Kiedyś z wiatrakami walczył Don Kichot, dziś – bezlitosny czas. Nowe, prądotwórcze, rosną jak na drożdżach, stare – odchodzą. Nie wszystkie. Właśnie ożył jeden z najdawniejszych, przypominających chatki na kurzej nóżce.
Nóżką jest tzw. kozioł, rodzaj solidnej drewnianej podstawy, opartej na wielkich kamieniach. Na niej wspierał się słup będący osią, wokół której można było obracać wiatrak. – Ustawiano go zależnie od kierunku wiatru za pomocą specjalnego dyszla, do którego zaprzęgano konie – tłumaczy Justyna Czerniawska, oprowadzająca gości po niecodziennym zabytku. – Obracał się cały budynek, razem ze ścianami. Kozioł pozostawał nieruchomy. Od niego ten typ wiatraka nazywany jest koźlakiem. Nasz pochodzi z 1671 r.

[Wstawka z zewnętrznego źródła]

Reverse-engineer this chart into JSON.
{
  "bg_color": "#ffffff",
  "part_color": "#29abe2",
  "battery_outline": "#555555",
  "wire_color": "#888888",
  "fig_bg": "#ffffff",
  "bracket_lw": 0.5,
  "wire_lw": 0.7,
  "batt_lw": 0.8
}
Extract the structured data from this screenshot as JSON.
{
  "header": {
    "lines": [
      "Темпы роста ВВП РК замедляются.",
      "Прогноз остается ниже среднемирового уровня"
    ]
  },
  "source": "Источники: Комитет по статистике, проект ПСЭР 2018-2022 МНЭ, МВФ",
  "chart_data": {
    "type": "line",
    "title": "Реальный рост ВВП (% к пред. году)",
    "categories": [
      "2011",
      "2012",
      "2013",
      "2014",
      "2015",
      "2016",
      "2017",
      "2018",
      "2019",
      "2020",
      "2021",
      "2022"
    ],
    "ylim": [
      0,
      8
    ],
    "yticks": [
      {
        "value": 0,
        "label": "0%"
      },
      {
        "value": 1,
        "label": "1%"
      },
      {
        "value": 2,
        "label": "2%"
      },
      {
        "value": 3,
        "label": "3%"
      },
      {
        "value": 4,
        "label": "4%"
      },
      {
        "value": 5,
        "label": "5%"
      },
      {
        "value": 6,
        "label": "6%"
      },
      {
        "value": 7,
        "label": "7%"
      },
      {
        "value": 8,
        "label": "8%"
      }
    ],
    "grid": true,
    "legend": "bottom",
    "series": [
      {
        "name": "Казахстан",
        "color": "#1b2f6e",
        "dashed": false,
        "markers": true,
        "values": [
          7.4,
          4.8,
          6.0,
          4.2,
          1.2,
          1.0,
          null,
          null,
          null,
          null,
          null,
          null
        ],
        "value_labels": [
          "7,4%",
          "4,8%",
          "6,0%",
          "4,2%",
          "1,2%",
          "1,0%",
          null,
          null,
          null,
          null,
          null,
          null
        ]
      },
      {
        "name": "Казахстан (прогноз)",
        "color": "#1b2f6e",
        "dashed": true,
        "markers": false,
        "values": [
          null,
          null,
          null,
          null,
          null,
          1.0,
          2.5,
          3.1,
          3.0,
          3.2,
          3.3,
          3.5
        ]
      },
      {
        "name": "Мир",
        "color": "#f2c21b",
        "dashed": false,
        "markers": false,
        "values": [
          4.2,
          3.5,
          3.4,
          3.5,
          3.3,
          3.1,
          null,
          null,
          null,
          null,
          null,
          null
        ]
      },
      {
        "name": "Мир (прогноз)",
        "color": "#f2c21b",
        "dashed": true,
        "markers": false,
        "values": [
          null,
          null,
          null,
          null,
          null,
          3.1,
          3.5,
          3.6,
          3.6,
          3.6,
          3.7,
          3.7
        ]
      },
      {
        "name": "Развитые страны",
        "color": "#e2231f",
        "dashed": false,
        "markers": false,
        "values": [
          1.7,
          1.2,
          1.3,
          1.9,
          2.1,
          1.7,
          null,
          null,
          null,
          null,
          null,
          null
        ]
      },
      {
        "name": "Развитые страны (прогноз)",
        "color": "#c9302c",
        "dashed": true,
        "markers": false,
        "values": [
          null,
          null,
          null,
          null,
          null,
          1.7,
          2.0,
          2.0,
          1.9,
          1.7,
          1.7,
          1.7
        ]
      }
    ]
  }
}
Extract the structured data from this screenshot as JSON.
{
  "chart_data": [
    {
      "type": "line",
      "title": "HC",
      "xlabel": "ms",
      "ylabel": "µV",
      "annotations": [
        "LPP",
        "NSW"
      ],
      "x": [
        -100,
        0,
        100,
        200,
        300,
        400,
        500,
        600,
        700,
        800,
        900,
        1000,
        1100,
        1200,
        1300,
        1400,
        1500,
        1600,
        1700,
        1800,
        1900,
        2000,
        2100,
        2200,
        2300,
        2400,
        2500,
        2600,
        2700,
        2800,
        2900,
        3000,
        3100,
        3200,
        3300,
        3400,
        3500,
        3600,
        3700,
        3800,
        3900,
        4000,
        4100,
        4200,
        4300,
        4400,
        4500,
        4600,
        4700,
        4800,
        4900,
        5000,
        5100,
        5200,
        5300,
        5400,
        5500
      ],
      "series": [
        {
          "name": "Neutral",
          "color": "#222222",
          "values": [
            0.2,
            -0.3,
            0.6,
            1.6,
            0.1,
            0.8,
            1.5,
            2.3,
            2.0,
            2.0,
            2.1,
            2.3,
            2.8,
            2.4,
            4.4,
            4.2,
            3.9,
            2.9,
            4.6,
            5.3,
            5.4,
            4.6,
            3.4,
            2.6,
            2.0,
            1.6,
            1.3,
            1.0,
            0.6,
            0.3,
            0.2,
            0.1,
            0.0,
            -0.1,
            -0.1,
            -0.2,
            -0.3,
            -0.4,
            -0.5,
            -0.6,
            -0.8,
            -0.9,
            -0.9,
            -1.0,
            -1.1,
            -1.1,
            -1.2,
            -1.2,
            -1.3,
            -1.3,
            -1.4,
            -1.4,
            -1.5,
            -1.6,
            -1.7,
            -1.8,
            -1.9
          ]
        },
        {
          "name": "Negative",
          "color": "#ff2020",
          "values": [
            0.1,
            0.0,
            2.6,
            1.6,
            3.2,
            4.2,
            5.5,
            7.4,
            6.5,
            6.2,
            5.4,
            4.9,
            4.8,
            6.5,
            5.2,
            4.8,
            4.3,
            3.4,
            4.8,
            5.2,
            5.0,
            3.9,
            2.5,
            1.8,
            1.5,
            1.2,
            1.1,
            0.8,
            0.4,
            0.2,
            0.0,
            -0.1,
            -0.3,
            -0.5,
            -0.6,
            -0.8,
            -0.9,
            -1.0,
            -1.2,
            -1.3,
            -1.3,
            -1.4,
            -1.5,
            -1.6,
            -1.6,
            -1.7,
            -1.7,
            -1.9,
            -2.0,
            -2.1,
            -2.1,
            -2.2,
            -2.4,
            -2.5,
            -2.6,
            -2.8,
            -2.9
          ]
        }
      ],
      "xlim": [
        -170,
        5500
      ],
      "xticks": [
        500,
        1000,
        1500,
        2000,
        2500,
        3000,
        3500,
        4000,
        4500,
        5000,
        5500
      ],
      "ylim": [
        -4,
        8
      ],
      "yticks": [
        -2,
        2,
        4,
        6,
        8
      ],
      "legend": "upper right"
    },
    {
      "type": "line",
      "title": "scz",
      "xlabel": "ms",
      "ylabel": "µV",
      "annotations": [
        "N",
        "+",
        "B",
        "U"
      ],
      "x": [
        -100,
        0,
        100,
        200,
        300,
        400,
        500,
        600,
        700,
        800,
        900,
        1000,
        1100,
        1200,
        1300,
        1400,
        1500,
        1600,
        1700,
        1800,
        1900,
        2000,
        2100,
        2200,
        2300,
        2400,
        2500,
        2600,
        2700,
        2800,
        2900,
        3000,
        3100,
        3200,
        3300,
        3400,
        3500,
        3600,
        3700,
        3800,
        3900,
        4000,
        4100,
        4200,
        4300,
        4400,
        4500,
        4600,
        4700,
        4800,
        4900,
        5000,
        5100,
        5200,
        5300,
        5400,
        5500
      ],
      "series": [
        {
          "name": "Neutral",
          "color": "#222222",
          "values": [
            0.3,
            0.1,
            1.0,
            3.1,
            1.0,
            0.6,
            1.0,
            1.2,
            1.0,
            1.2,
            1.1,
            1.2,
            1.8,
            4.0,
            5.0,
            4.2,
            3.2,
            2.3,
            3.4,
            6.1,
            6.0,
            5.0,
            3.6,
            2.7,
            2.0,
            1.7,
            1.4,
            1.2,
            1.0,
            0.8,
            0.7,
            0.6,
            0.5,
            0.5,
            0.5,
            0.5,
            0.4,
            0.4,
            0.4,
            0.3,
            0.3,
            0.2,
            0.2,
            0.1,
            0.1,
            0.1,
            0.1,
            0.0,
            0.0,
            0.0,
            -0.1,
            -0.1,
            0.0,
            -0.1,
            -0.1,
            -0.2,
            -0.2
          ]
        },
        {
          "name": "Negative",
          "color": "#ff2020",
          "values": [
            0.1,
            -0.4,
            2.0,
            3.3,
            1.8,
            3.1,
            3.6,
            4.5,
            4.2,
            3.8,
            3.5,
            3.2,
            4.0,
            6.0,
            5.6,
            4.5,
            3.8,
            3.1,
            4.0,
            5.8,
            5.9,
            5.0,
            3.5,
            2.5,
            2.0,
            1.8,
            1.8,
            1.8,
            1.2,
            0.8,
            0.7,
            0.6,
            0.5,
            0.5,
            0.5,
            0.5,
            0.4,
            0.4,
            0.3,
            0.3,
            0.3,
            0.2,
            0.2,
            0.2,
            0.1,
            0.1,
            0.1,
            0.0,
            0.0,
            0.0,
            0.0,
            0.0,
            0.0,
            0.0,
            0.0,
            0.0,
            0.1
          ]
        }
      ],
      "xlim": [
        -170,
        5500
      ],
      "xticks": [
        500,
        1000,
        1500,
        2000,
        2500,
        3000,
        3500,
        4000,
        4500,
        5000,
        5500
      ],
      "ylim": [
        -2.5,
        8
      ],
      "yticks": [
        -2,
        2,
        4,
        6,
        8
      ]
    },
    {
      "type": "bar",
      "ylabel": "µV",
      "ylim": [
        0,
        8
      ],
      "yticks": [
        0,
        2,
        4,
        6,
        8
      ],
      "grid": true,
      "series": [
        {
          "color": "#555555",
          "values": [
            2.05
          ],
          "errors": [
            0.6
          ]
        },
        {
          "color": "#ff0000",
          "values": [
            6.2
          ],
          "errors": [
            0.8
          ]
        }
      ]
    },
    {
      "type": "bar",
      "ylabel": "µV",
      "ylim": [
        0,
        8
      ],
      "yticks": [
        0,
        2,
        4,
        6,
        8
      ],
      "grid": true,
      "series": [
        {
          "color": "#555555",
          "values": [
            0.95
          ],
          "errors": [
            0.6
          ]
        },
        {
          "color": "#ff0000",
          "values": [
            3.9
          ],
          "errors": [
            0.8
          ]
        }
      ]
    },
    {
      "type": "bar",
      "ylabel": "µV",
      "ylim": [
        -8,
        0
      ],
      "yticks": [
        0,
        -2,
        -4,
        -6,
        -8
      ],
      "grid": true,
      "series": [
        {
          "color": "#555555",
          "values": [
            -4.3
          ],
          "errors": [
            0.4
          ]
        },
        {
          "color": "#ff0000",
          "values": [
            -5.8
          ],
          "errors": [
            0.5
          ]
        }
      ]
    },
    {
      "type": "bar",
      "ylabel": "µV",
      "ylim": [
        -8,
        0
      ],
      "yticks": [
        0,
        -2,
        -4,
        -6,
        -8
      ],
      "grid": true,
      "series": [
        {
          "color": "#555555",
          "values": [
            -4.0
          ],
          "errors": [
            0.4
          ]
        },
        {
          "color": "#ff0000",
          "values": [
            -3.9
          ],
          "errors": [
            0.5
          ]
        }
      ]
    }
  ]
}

Zachowany kozioł oraz inne mechanizmy wiatraka są oryginalne, uzupełnione co najwyżej o niektóre elementy. Pani Justyna tłumaczy, jaką drogę przechodziły ziarno i mąka. Pokazuje wielkie koło młyńskie zaopatrzone w drewniane zęby, a także w hamulec – którego można było użyć na przykład wtedy, gdy jakiś ząb wyleciał i trzeba go było na nowo umocować.
Oglądamy kamień młyński (zachował się jeden), łuskarkę, gniotownik - który rozgniatał ziarna na niby-płatki, zsypy na mąkę; widzimy, gdzie pracowały nabieracze kubełkowe transportujące ziarno.
- W Duchowie były jeszcze dwa takie wiatraki, ale nie zachowały się. Miejscowość, w przeciwieństwie do okolicznych wiosek, położona jest na górze. Silniej wieją tu wiatry, co sprzyjało wznoszeniu wiatraków - wyjaśnia opiekunka starego koźlaka. - Ten został odrestaurowany głównie dzięki staraniom pani sołtys Ludmiły Bigoń, a także jednego z mieszkańców Duchowa, którego ojciec był młynarzem. Pozyskano środki unijne i, w latach 2009-2010, wiatrak został odnowiony.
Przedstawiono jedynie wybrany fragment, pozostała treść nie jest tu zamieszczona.